The ranking offers a snapshot of how today’s leading AI models perform on abstract pattern-recognition tasks, and just how close the race has become.
As the table below shows, only a small gap now separates the top models:
| Model | Mensa Norway IQ (April 2026) |
|---|---|
| Grok-4.20 Expert Mode | 145 |
| OpenAI GPT 5.4 Pro (Vision) | 145 |
| Gemini 3.1 Pro Preview | 141 |
| OpenAI GPT 5.4 Thinking (Vision) | 139 |
| OpenAI GPT 5.3 | 136 |
| Grok-4.20 Expert Mode (Vision) | 133 |
| OpenAI GPT 5.4 Thinking | 133 |
| Meta Muse Spark | 133 |
| Gemini 3.1 Pro Preview (Vision) | 132 |
| Qwen 3.5 | 130 |
| Claude-4.6 Opus | 130 |
| Kimi K2.5 | 127 |
| Manus | 115 |
| DeepSeek R1 | 112 |
| DeepSeek V3 | 111 |
| Gemini 3.1 Flash Preview | 110 |
| Llama 4 Maverick | 110 |
| OpenAI GPT 5.3 (Vision) | 109 |
| Claude-4.6 Sonnet | 106 |
| Bing Copilot | 101 |
| Perplexity | 97 |
| Mistral Medium 3.1 | 96 |
| Claude-4.6 Sonnet (Vision) | 94 |
| Claude-4.6 Opus (Vision) | 82 |
| Llama 4 Maverick (Vision) | 79 |
| OpenAI GPT 5.4 Pro | 73 |
The biggest takeaway is how compressed the top of the leaderboard has become. Grok-4.20 Expert Mode and OpenAI GPT 5.4 Pro (Vision) are tied for first at 145, while Gemini 3.1 Pro Preview follows closely at 141.

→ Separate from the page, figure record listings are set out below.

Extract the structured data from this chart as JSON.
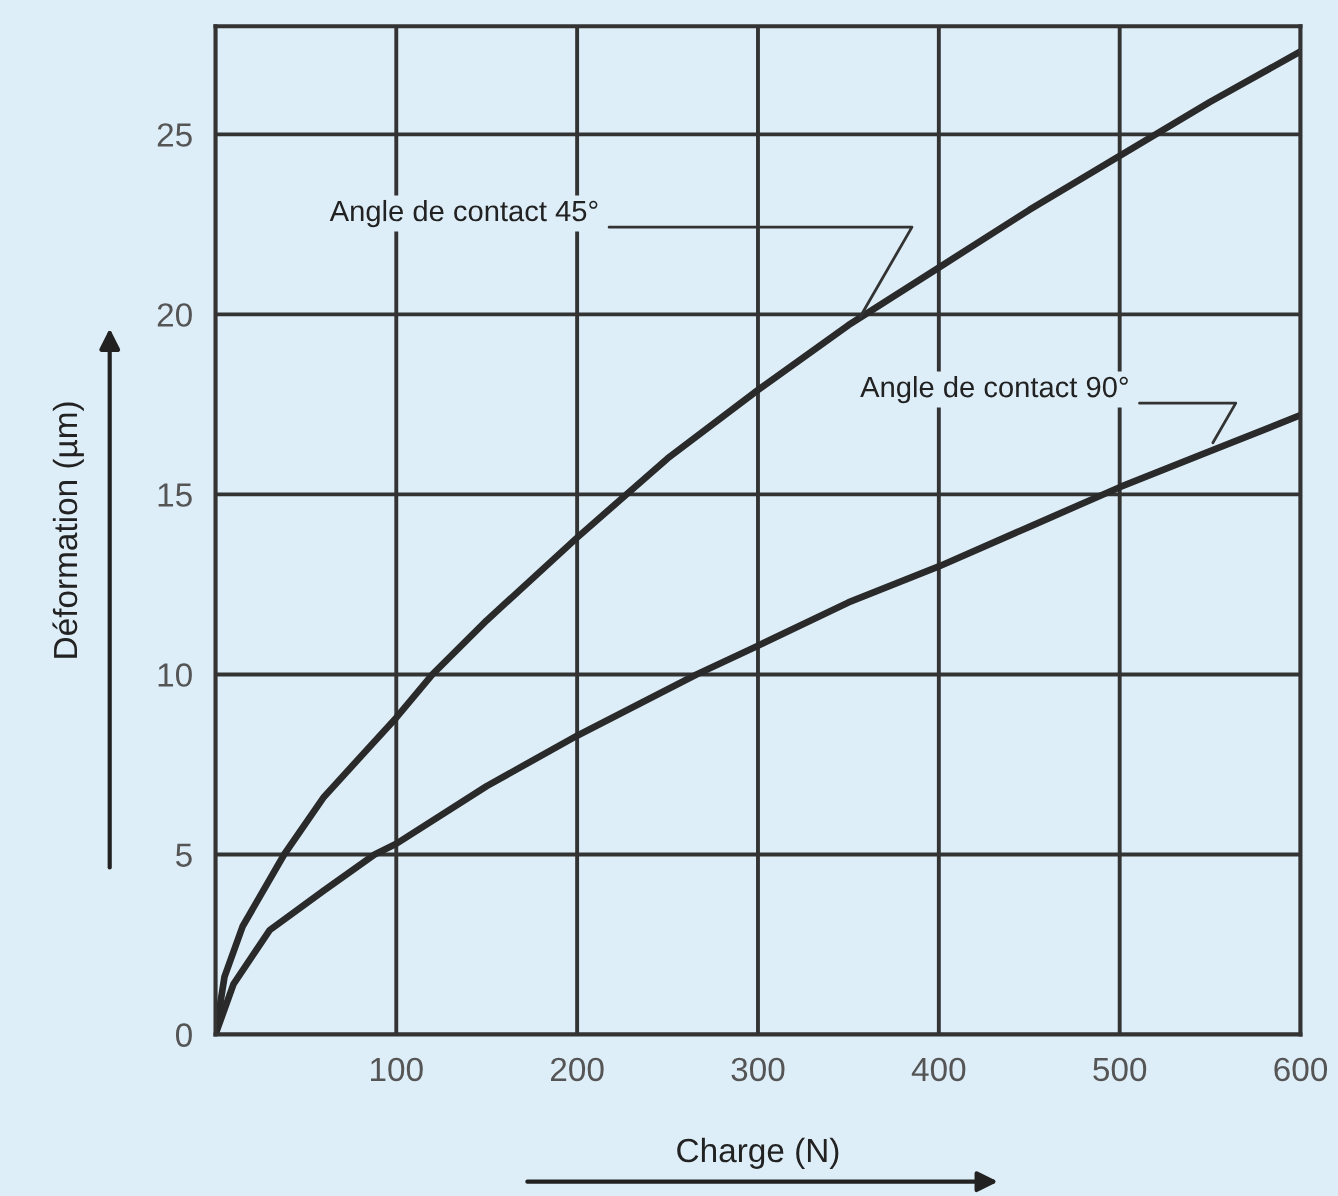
{
  "chart_data": {
    "type": "line",
    "xlabel": "Charge (N)",
    "ylabel": "Déformation (µm)",
    "xlim": [
      0,
      600
    ],
    "ylim": [
      0,
      28
    ],
    "xticks": [
      {
        "value": 0,
        "label": null
      },
      100,
      200,
      300,
      400,
      500,
      600
    ],
    "yticks": [
      0,
      5,
      10,
      15,
      20,
      25
    ],
    "grid": true,
    "marker": "none",
    "line_style": "solid",
    "series": [
      {
        "color": "#2a2a2a",
        "x": [
          0,
          5,
          15,
          38,
          60,
          100,
          120,
          150,
          200,
          250,
          300,
          350,
          400,
          450,
          500,
          550,
          600
        ],
        "values": [
          0,
          1.6,
          3,
          5,
          6.6,
          8.8,
          10,
          11.5,
          13.8,
          16,
          17.9,
          19.7,
          21.3,
          22.9,
          24.4,
          25.9,
          27.3
        ]
      },
      {
        "color": "#2a2a2a",
        "x": [
          0,
          10,
          30,
          60,
          88,
          100,
          150,
          200,
          266,
          300,
          350,
          400,
          450,
          500,
          550,
          600
        ],
        "values": [
          0,
          1.4,
          2.9,
          4,
          5,
          5.3,
          6.9,
          8.3,
          10,
          10.8,
          12,
          13,
          14.1,
          15.2,
          16.2,
          17.2
        ]
      }
    ],
    "annotations": [
      {
        "text": "Angle de contact 45°",
        "x": 355,
        "y": 19.8
      },
      {
        "text": "Angle de contact 90°",
        "x": 550,
        "y": 16.3
      }
    ]
  }
}
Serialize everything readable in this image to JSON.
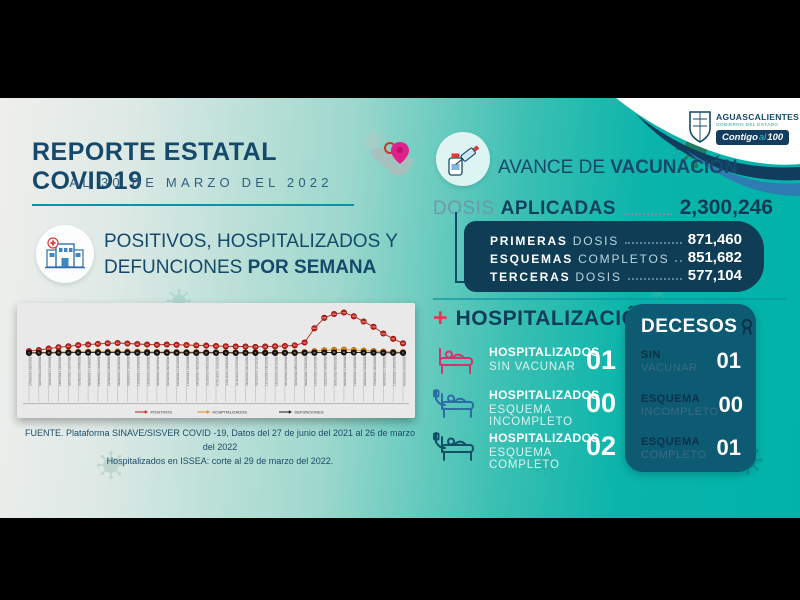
{
  "header": {
    "title": "REPORTE ESTATAL COVID19",
    "subtitle": "AL 30 DE MARZO DEL 2022"
  },
  "logo": {
    "state": "AGUASCALIENTES",
    "government": "GOBIERNO DEL ESTADO",
    "slogan_part1": "Contigo",
    "slogan_part2": "al",
    "slogan_part3": "100"
  },
  "left": {
    "section_title_line1": "POSITIVOS, HOSPITALIZADOS Y",
    "section_title_line2_regular": "DEFUNCIONES",
    "section_title_line2_bold": "POR SEMANA",
    "source_line1": "FUENTE. Plataforma SINAVE/SISVER COVID -19, Datos del 27 de junio del 2021 al 26 de marzo del 2022",
    "source_line2": "Hospitalizados en ISSEA: corte al 29 de marzo del 2022."
  },
  "vaccination": {
    "title_regular": "AVANCE DE",
    "title_bold": "VACUNACIÓN",
    "doses_label_regular": "DOSIS",
    "doses_label_bold": "APLICADAS",
    "doses_total": "2,300,246",
    "rows": [
      {
        "bold": "PRIMERAS",
        "rest": "DOSIS",
        "value": "871,460"
      },
      {
        "bold": "ESQUEMAS",
        "rest": "COMPLETOS",
        "value": "851,682"
      },
      {
        "bold": "TERCERAS",
        "rest": "DOSIS",
        "value": "577,104"
      }
    ]
  },
  "hospitalization": {
    "plus": "+",
    "title": "HOSPITALIZACIÓN",
    "rows": [
      {
        "line1": "HOSPITALIZADOS",
        "line2": "SIN VACUNAR",
        "value": "01"
      },
      {
        "line1": "HOSPITALIZADOS",
        "line2": "ESQUEMA INCOMPLETO",
        "value": "00"
      },
      {
        "line1": "HOSPITALIZADOS",
        "line2": "ESQUEMA COMPLETO",
        "value": "02"
      }
    ]
  },
  "deaths": {
    "title": "DECESOS",
    "rows": [
      {
        "line1": "SIN",
        "line2": "VACUNAR",
        "value": "01"
      },
      {
        "line1": "ESQUEMA",
        "line2": "INCOMPLETO",
        "value": "00"
      },
      {
        "line1": "ESQUEMA",
        "line2": "COMPLETO",
        "value": "01"
      }
    ]
  },
  "chart_data": {
    "type": "line",
    "title": "",
    "xlabel": "",
    "ylabel": "",
    "ylim": [
      0,
      2800
    ],
    "legend_position": "bottom",
    "x_tick_rotation": 90,
    "categories": [
      "27/06/2021-03/07/2021",
      "04/07/2021-10/07/2021",
      "11/07/2021-17/07/2021",
      "18/07/2021-24/07/2021",
      "25/07/2021-31/07/2021",
      "01/08/2021-07/08/2021",
      "08/08/2021-14/08/2021",
      "15/08/2021-21/08/2021",
      "22/08/2021-28/08/2021",
      "29/08/2021-04/09/2021",
      "05/09/2021-11/09/2021",
      "12/09/2021-18/09/2021",
      "19/09/2021-25/09/2021",
      "26/09/2021-02/10/2021",
      "03/10/2021-09/10/2021",
      "10/10/2021-16/10/2021",
      "17/10/2021-23/10/2021",
      "24/10/2021-30/10/2021",
      "31/10/2021-06/11/2021",
      "07/11/2021-13/11/2021",
      "14/11/2021-20/11/2021",
      "21/11/2021-27/11/2021",
      "28/11/2021-04/12/2021",
      "05/12/2021-11/12/2021",
      "12/12/2021-18/12/2021",
      "19/12/2021-25/12/2021",
      "26/12/2021-01/01/2022",
      "02/01/2022-08/01/2022",
      "09/01/2022-15/01/2022",
      "16/01/2022-22/01/2022",
      "23/01/2022-29/01/2022",
      "30/01/2022-05/02/2022",
      "06/02/2022-12/02/2022",
      "13/02/2022-19/02/2022",
      "20/02/2022-26/02/2022",
      "27/02/2022-05/03/2022",
      "06/03/2022-12/03/2022",
      "13/03/2022-19/03/2022",
      "20/03/2022-26/03/2022"
    ],
    "series": [
      {
        "name": "POSITIVOS",
        "color": "#c2241c",
        "stroke": "#7e120c",
        "values": [
          120,
          190,
          290,
          380,
          450,
          520,
          570,
          610,
          650,
          670,
          630,
          600,
          570,
          550,
          570,
          550,
          530,
          510,
          490,
          470,
          450,
          430,
          430,
          410,
          430,
          450,
          470,
          510,
          700,
          1650,
          2350,
          2600,
          2700,
          2450,
          2100,
          1750,
          1300,
          950,
          650
        ]
      },
      {
        "name": "HOSPITALIZADOS",
        "color": "#e08a1e",
        "stroke": "#a55f00",
        "values": [
          20,
          30,
          45,
          60,
          70,
          80,
          85,
          90,
          95,
          95,
          90,
          85,
          80,
          75,
          70,
          65,
          60,
          55,
          50,
          48,
          45,
          42,
          40,
          38,
          38,
          40,
          42,
          45,
          55,
          120,
          180,
          210,
          220,
          190,
          160,
          130,
          100,
          75,
          55
        ]
      },
      {
        "name": "DEFUNCIONES",
        "color": "#1a1a1a",
        "stroke": "#000000",
        "values": [
          5,
          8,
          12,
          16,
          20,
          24,
          26,
          28,
          28,
          27,
          25,
          23,
          21,
          19,
          18,
          16,
          15,
          14,
          13,
          12,
          11,
          10,
          10,
          9,
          9,
          9,
          10,
          10,
          12,
          20,
          30,
          38,
          40,
          34,
          28,
          22,
          16,
          11,
          8
        ]
      }
    ]
  },
  "colors": {
    "background_teal": "#00b3a9",
    "background_light": "#eef0ee",
    "navy_text": "#15496b",
    "panel_navy": "#0e3d55",
    "deaths_panel": "#0d5a73",
    "accent_rule": "#0095a8",
    "red_plus": "#e8384f",
    "wave_navy": "#123c5e",
    "wave_blue": "#2d7cb2",
    "pin_magenta": "#e0218a"
  }
}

That narrow spread suggests frontier AI models are increasingly converging at the top, where a difference of just a few points can shift the rankings.
The gains from 2025 are also notable. Last year’s top score was 135, compared with 145 in this year’s results, highlighting the speed at which leading models are improving on this benchmark.

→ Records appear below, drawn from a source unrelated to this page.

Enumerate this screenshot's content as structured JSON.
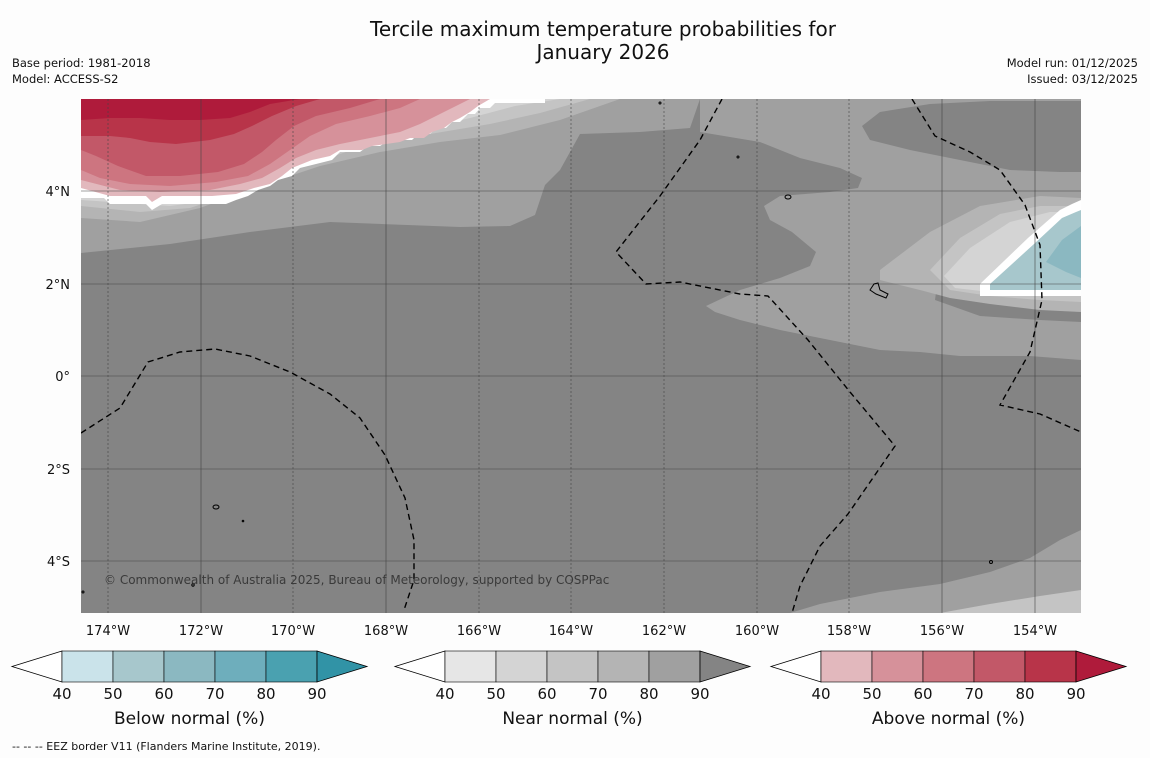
{
  "title": {
    "line1": "Tercile maximum temperature probabilities for",
    "line2": "January 2026"
  },
  "meta": {
    "base_period": "Base period: 1981-2018",
    "model": "Model: ACCESS-S2",
    "model_run": "Model run: 01/12/2025",
    "issued": "Issued: 03/12/2025"
  },
  "map": {
    "lon_labels": [
      "174°W",
      "172°W",
      "170°W",
      "168°W",
      "166°W",
      "164°W",
      "162°W",
      "160°W",
      "158°W",
      "156°W",
      "154°W"
    ],
    "lat_labels": [
      "4°N",
      "2°N",
      "0°",
      "2°S",
      "4°S"
    ],
    "copyright": "© Commonwealth of Australia 2025, Bureau of Meteorology, supported by COSPPac"
  },
  "colorbars": [
    {
      "title": "Below normal (%)",
      "ticks": [
        "40",
        "50",
        "60",
        "70",
        "80",
        "90"
      ],
      "colors": [
        "#ffffff",
        "#cae3ea",
        "#a7c7cc",
        "#8bb8c1",
        "#6eaebc",
        "#4aa1b0",
        "#3193a6"
      ]
    },
    {
      "title": "Near normal (%)",
      "ticks": [
        "40",
        "50",
        "60",
        "70",
        "80",
        "90"
      ],
      "colors": [
        "#ffffff",
        "#e6e6e6",
        "#d4d4d4",
        "#c4c4c4",
        "#b4b4b4",
        "#a0a0a0",
        "#848484"
      ]
    },
    {
      "title": "Above normal (%)",
      "ticks": [
        "40",
        "50",
        "60",
        "70",
        "80",
        "90"
      ],
      "colors": [
        "#ffffff",
        "#e2b8bd",
        "#d6919a",
        "#cd7580",
        "#c25868",
        "#b83449",
        "#af1b3b"
      ]
    }
  ],
  "footnote": "--  --  -- EEZ border V11 (Flanders Marine Institute, 2019)."
}
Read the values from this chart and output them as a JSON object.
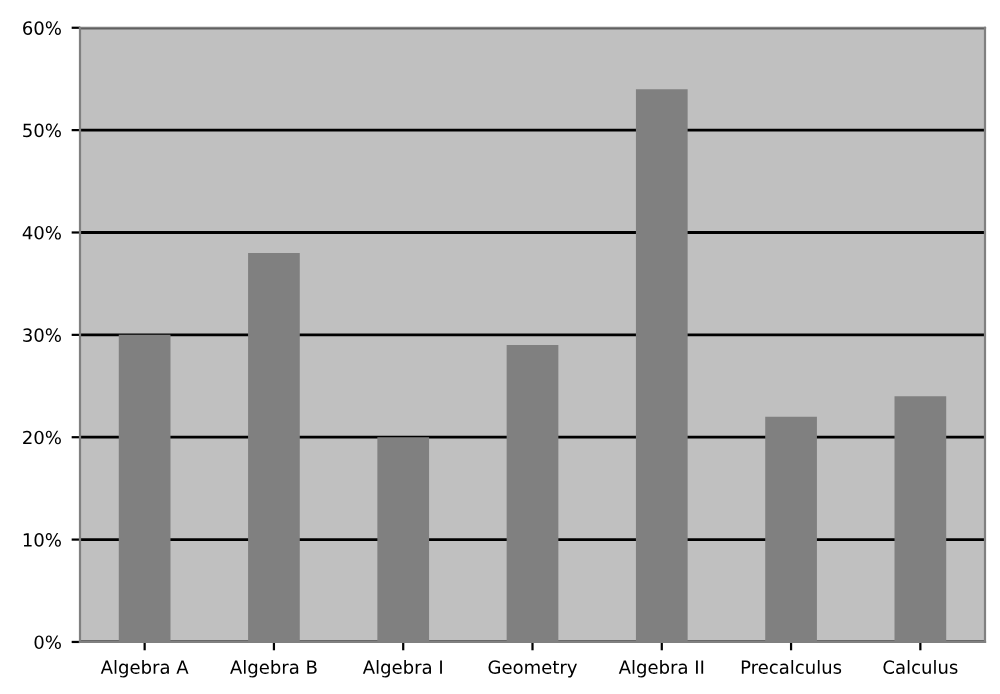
{
  "chart_data": {
    "type": "bar",
    "categories": [
      "Algebra A",
      "Algebra B",
      "Algebra I",
      "Geometry",
      "Algebra II",
      "Precalculus",
      "Calculus"
    ],
    "values": [
      30,
      38,
      20,
      29,
      54,
      22,
      24
    ],
    "color": "#808080",
    "ylim": [
      0,
      60
    ],
    "yticks": [
      {
        "value": 0,
        "label": "0%"
      },
      {
        "value": 10,
        "label": "10%"
      },
      {
        "value": 20,
        "label": "20%"
      },
      {
        "value": 30,
        "label": "30%"
      },
      {
        "value": 40,
        "label": "40%"
      },
      {
        "value": 50,
        "label": "50%"
      },
      {
        "value": 60,
        "label": "60%"
      }
    ],
    "grid": "y"
  }
}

Not all models are keeping pace. Among major AI developers, Mistral’s top model ranks lowest in this dataset, scoring 97—well below the leading group.

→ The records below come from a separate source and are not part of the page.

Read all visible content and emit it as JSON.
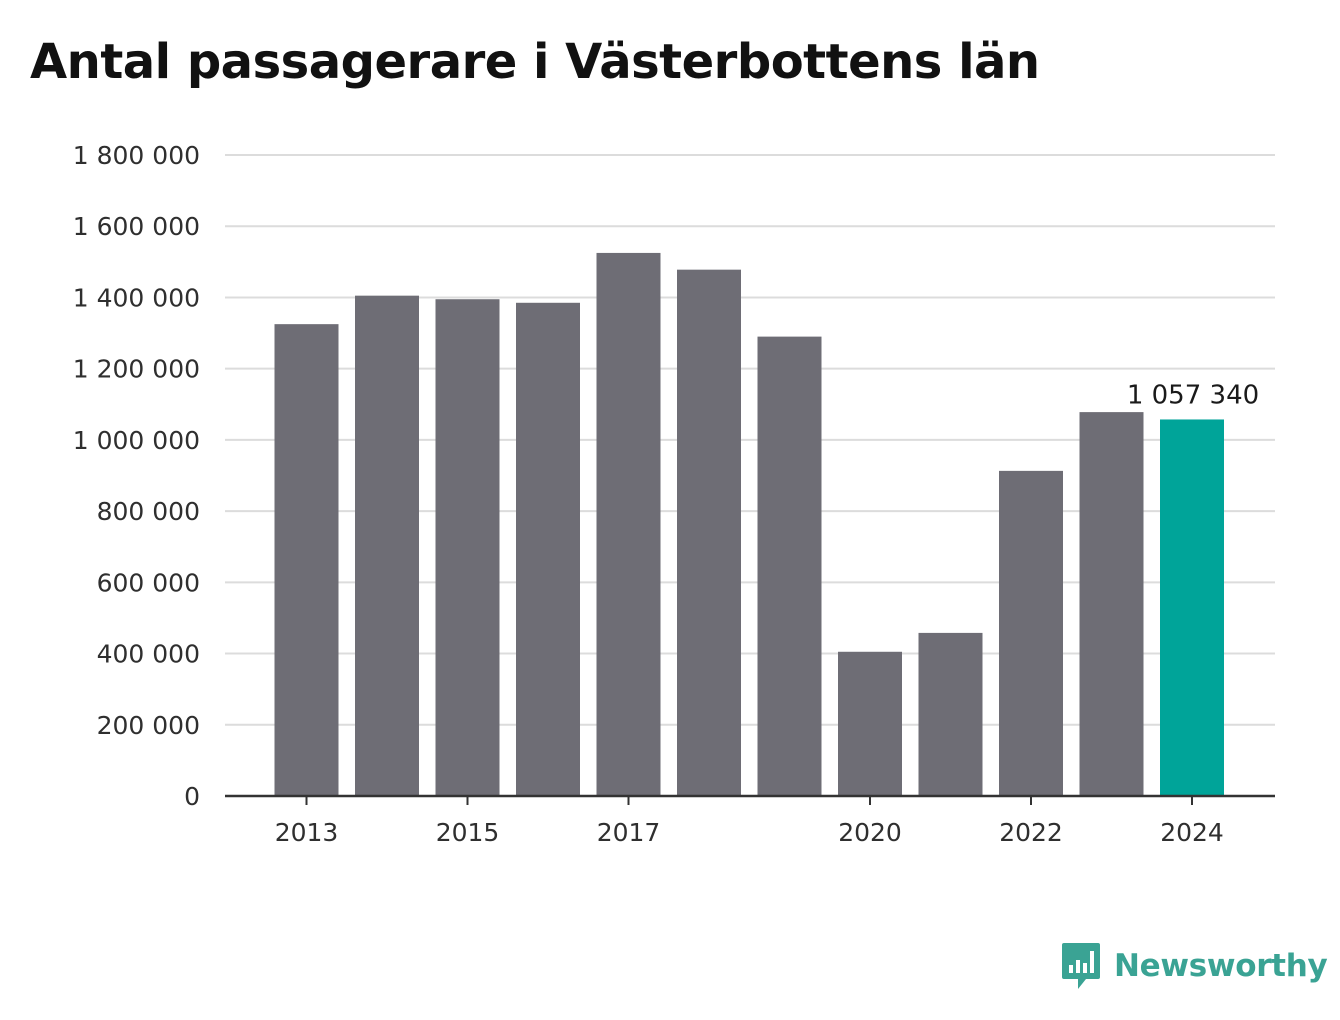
{
  "title": "Antal passagerare i Västerbottens län",
  "brand": {
    "name": "Newsworthy",
    "icon": "bar-chart-speech-bubble-icon",
    "color": "#3aa394"
  },
  "colors": {
    "bar": "#6e6d75",
    "highlight": "#00a499",
    "grid": "#dcdcdc",
    "axis": "#333333"
  },
  "chart_data": {
    "type": "bar",
    "title": "Antal passagerare i Västerbottens län",
    "xlabel": "",
    "ylabel": "",
    "categories": [
      "2013",
      "2014",
      "2015",
      "2016",
      "2017",
      "2018",
      "2019",
      "2020",
      "2021",
      "2022",
      "2023",
      "2024"
    ],
    "values": [
      1325000,
      1405000,
      1395000,
      1385000,
      1525000,
      1478000,
      1290000,
      405000,
      458000,
      913000,
      1078000,
      1057340
    ],
    "highlight_index": 11,
    "highlight_label": "1 057 340",
    "ylim": [
      0,
      1800000
    ],
    "yticks": [
      0,
      200000,
      400000,
      600000,
      800000,
      1000000,
      1200000,
      1400000,
      1600000,
      1800000
    ],
    "ytick_labels": [
      "0",
      "200 000",
      "400 000",
      "600 000",
      "800 000",
      "1 000 000",
      "1 200 000",
      "1 400 000",
      "1 600 000",
      "1 800 000"
    ],
    "xtick_labels": [
      "2013",
      "2015",
      "2017",
      "2020",
      "2022",
      "2024"
    ],
    "grid": true,
    "legend": "none"
  }
}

TrackingAI uses the public Mensa Norway test, a set of 35 visual-pattern puzzles. For non-vision models, the questions are verbalized, while vision models receive the original images directly.
As a result, these results are best understood as a benchmark comparison—not a definitive measure of overall intelligence. Because the test is fundamentally visual, model scores can vary depending on how the questions are presented.
TrackingAI’s leaderboard is useful because it offers a simple, familiar way to compare reasoning performance over time. The site also notes that if a model refuses to answer, it is asked the same question up to 10 times, and the most recent answer is used for scoring.
Still, an IQ-style benchmark captures only one slice of capability. It does not measure everything that matters in real-world AI use, such as coding ability, factual reliability, tool use, or performance in professional domains.